The Thundering Herd Problem

Imagine you are sitting on a farm and then suddenly a bull start running towards you.
What would you do? Easy “I would just get out of the way” you would say. Well how about now?
If it’s not clear it’s a herd of raging bulls. Unless you have extreme luck you would likely be trampled. That's the exact situation of the server when any hot key expires in our system cache and suddenly thousands of requests hit our server, missing the cache and directly hammering the database. As a result, the database becomes overwhelmed, eventually causing it to crash and bringing down entire system. This is commonly known as “thundering herd” problem.
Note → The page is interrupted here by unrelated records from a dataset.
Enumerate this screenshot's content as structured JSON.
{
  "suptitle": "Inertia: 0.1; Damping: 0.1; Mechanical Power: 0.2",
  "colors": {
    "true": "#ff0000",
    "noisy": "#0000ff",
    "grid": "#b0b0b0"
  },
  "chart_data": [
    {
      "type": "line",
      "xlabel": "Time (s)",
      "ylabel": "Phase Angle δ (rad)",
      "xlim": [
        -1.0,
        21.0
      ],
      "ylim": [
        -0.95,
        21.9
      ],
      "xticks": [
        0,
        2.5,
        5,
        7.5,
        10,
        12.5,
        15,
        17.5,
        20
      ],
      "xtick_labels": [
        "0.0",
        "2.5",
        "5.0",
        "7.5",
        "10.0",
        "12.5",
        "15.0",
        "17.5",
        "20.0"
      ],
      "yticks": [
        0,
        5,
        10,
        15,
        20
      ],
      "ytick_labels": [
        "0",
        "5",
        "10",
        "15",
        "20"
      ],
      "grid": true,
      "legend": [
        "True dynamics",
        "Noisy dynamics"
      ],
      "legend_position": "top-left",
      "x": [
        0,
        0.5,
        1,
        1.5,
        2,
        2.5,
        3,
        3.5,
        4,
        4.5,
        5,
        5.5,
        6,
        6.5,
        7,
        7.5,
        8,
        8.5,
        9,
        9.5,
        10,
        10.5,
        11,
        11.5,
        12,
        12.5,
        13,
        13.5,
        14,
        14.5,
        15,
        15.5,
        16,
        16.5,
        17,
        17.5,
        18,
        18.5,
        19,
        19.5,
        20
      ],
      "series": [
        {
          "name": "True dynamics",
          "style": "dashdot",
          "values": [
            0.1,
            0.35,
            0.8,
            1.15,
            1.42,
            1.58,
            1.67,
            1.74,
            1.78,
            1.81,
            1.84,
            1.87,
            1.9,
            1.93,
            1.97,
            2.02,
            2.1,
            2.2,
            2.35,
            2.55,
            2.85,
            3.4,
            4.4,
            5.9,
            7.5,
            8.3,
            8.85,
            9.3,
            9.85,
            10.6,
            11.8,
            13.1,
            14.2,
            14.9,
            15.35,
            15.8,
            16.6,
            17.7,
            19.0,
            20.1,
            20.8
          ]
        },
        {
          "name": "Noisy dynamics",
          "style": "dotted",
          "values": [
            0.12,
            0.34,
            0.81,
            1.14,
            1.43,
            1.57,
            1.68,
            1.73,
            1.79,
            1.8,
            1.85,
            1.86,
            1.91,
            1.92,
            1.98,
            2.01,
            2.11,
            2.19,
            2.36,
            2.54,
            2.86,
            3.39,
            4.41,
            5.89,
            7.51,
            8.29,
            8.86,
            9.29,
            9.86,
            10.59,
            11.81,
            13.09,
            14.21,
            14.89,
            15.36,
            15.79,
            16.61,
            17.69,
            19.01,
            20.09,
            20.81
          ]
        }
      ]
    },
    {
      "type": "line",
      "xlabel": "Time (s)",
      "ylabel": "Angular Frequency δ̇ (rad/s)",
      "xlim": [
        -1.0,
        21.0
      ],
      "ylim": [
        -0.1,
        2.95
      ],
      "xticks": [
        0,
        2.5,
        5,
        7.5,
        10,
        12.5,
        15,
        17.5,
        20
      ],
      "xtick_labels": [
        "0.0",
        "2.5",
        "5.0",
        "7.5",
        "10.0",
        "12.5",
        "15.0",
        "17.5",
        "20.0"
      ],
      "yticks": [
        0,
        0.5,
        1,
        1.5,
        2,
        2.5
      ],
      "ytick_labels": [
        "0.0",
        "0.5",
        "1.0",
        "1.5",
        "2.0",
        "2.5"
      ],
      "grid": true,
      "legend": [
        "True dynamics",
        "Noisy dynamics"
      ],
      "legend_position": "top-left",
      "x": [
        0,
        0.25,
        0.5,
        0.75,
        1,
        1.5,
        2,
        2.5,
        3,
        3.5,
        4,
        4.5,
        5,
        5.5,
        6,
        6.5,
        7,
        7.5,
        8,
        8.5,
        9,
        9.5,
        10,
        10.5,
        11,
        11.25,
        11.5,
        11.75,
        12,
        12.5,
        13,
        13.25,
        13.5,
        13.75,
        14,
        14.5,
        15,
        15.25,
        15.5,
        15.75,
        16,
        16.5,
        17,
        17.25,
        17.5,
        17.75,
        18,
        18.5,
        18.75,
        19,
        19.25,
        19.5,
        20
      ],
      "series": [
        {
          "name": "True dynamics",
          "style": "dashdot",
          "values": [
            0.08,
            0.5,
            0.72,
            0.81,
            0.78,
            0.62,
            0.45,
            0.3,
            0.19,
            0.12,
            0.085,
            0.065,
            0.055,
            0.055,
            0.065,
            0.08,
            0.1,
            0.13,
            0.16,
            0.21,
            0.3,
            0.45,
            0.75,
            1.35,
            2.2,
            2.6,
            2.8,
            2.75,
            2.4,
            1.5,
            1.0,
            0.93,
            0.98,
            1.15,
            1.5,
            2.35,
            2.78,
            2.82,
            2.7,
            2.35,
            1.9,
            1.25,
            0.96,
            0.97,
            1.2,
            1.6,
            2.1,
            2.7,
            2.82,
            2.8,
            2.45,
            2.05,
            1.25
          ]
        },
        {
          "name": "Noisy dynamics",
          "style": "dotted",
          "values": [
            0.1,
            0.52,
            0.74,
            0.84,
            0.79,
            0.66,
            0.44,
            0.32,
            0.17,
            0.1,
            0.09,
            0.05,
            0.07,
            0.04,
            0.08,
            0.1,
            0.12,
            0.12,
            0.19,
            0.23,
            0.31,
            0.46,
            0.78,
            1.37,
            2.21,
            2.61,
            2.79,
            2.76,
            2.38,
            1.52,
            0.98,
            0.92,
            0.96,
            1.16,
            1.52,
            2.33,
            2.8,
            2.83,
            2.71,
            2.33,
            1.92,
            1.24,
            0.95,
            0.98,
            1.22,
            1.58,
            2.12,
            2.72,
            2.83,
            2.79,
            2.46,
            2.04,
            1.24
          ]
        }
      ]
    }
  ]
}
To prevent this issue, we use several caching strategies:
Jitter on TTL
Mutex
Stale while revalidating
Cache Warming
Jitter on TTL
In context of caching, jitter refers to introducing a random variation in the expiration time of the cache. This is done to ensure that all cached item instead expiring at the exact same time they expire at the slight different time due to added jitter.
Mutex
When a cached item expires and multiple requests try to fetch it at the same time then a mutex lock ensure that only one of those requests go to database to recompute it's value and fill the cache while all the other requests either wait or server stale them.
Stale while revalidating
It serves the cache content immediately to the users (even if it's immediately expired) while simultaneously updating the cache with new data in the background.
It introduces the three different stages for cached content:
Fresh: content that has been recently cached, and is good to serve to users
Stale: content that is expired but still acceptable temporarily.
Rotten: content too old to be trusted.
Two variables define the boundaries between these states:
max-age: this sets the limit between fresh and stale. Requests older than this age trigger a cache update.
stale-while-revalidate: this sets the limit between stale and rotten. Only requests older than this age are fulfilled direct from the database or origin.
Cache-Control: max-age=60, stale-while-revalidate=300
This means that:
if the cache contents are less than 60 seconds old, just serve cached content with no further action.
if the contents are older than 60 seconds, then for the next 300 seconds, we can display cached content if requested, but quietly update the cache for the next visit.
if the contents are older than 360 seconds, ignore the cache contents, serve content direct from origin, and update the cache as well.
Cache Warming
Cache warming means preloading data into the cache before real user request it in order to reduce sudden database spikes if multiple users request it at the exact same time.